IPSec Driver Matching an IP Filter List

When a packet matches a filter, the IPSec driver applies the filter action. When a packet does not match any filters, the IPSec driver passes the packet back without modification to the TCP/IP driver to be received or transmitted.

If the filter action permits transmission, the packet is received or sent with no modifications. If the action blocks transmission, the packet is discarded. If the action requires the negotiation of security, main mode and quick mode SAs are negotiated.

The negotiated quick mode SA and keys are used with both outbound and inbound processing. The IPSec driver stores all current quick mode SAs in a database. The IPSec driver uses the SPI field to match the correct SA with the correct packet.

When an outbound IP packet matches the IP filter list with an action to negotiate security, the IPSec driver queues the packet and then notifies IKE, which begins security negotiations with the destination IP address of that packet. If several outbound packets are going to the same destination and match the same filter before IKE has finished the negotiation, then only the last packet sent is saved.

The following sections describe the basic inbound packet and outbound packet processing that the IPSec driver performs in transport mode.

Inbound packet processing

The following figure illustrates this process.

Basic Inbound Packet Process

Note

• The inbound packet process applies only to local host unicast traffic (traffic with the unicast destination address of the host) when there is an active IPSec policy.
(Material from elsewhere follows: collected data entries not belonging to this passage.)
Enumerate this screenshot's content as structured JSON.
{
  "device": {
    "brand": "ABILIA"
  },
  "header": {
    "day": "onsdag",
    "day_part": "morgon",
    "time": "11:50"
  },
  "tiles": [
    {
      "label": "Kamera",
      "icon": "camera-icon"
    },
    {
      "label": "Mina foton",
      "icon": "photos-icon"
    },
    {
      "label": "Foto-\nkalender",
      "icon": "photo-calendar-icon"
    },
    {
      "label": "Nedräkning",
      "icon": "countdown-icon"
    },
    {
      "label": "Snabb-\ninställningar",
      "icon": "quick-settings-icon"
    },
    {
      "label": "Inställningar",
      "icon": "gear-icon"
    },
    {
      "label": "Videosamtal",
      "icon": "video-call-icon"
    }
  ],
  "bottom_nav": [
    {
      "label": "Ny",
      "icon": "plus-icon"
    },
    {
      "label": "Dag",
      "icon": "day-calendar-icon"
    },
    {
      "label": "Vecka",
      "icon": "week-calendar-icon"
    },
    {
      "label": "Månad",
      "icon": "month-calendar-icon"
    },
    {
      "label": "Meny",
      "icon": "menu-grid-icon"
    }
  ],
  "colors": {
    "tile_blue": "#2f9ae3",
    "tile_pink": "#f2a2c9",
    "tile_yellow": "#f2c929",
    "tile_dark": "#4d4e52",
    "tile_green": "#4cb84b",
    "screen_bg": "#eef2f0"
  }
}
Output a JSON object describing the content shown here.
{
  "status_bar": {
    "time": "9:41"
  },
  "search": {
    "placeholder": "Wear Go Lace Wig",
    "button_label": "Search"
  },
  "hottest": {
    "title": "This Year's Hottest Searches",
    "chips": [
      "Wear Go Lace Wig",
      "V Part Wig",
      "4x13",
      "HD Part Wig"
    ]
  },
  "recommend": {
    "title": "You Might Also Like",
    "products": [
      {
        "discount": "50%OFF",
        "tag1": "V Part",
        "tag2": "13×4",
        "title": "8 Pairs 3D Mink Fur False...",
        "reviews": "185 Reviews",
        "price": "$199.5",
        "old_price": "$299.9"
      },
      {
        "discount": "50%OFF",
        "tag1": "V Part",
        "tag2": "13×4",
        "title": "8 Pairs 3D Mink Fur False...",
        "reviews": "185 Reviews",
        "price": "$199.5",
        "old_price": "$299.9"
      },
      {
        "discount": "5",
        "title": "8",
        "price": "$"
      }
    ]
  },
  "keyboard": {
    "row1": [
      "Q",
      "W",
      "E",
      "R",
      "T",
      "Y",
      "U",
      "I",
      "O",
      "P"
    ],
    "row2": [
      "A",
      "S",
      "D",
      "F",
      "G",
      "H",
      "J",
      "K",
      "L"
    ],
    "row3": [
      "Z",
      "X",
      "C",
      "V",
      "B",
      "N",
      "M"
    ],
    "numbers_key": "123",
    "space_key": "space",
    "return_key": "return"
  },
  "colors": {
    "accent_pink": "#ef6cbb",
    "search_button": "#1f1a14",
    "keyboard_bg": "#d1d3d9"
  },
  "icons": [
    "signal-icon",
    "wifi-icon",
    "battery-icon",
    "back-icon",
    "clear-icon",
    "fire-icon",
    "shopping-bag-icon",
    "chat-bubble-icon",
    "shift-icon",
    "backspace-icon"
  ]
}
Basic inbound packet processing for transport mode occurs in the following sequence:

1. IP packets are sent from the network interface to the TCP/IP driver.

2. The TCP/IP driver sends the IP packet to the IPSec driver.

3. If the inbound packet is IPSec-protected, the IPSec driver looks up the SA in the SAD.

4. If the inbound packet is not IPSec-protected, the IPSec driver checks the packet for a filter match by looking up the filters in the SPD.

5. After the IPSec-protected inbound packet is authenticated and decrypted, the AH or ESP or both headers are removed and the packet is sent to the TCP/IP driver. If a packet that is not IPSec-protected is permitted by policy, that packet is sent to the TCP/IP driver.

6. The TCP/IP driver performs IP packet processing as needed and sends the application data to the TCP/IP application.

Detailed inbound packet processing for transport mode occurs in the following sequence:

1. The TCP/IP driver sends the unicast packet to the IPSec driver.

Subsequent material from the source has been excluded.